A recent report showed that HTLV-1-infected T cells exhibit increased autophagy and that the genetic disruption of Beclin-1 decreased the viability of HTLV-1-transformed T cells 147 (Figure 3C). HTLV-1 Tax was found to interact with the Vps34-Beclin1 complex in IKKβ –dependent fashion 147 . Additionally, HTLV-1 infection and Tax expression have been found to induce autophagy; and in this setting, blocking the autophagosome-lysosome fusion was shown to benefit virus replication (Tang et al., submitted) (Figure 3C). Mechanistically, the ability of HTLV-1 Tax to activate NF-κB pathway correlates with its induction of autophagosome accumulation (Tang et al., submitted).

Separately, it has been reported that CD4⁺ T cells immortalized by HTLV-2 Tax protein have increased LC3-II compared to Jurkat T cells, and that autophagy inhibitors (3-MA and chloroquine) inhibit the proliferation and induce the apoptosis of HTLV-2 Tax-immortalized T cells 148 (Figure 3C). HTLV-2 Tax was shown to interact with Vps34, IKKβ and Beclin-1, and shRNA-mediated knockdown of IKKβ or Beclin-1 expression reduced HTLV-2 Tax-induced accumulation of LC3-II, providing a possible mechanism for how HTLV-2 Tax activates autophagy 148 . Going forward, a comparison of similar/different mechanism(s) shared by HTLV-1 and −2 Tax proteins in autophagy induction would be informative.

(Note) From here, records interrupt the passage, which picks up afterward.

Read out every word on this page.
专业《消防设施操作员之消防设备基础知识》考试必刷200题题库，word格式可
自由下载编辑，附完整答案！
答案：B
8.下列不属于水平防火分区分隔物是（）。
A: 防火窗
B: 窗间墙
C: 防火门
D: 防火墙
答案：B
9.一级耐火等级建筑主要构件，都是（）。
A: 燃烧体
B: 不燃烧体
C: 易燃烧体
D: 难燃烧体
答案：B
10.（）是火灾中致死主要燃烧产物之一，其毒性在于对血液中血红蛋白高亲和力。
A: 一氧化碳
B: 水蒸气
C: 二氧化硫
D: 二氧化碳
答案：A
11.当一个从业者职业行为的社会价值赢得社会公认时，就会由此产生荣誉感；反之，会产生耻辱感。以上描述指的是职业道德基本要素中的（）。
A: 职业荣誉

A recent study suggested that the degradation of IKK (inhibitor of kappa B kinase) induced by geldanamycin inhibition of Hsp90 (heat shock protein 90) is through the autophagy, not the proteasome, pathway. In Atg5-deficienct cells with impaired autophagy, IKK degradation induced by geldanamycin treatment is attenuated, indicating that in this setting, autophagy plays a key role 149 . Additionally, treatment with autophagy inhibitors increased the survival of ATL cells when their Hsp90 protein is inhibited by geldanamycin treatment 150 151 . These results implicate autophagy as playing a physiological role in the death of ATL cells.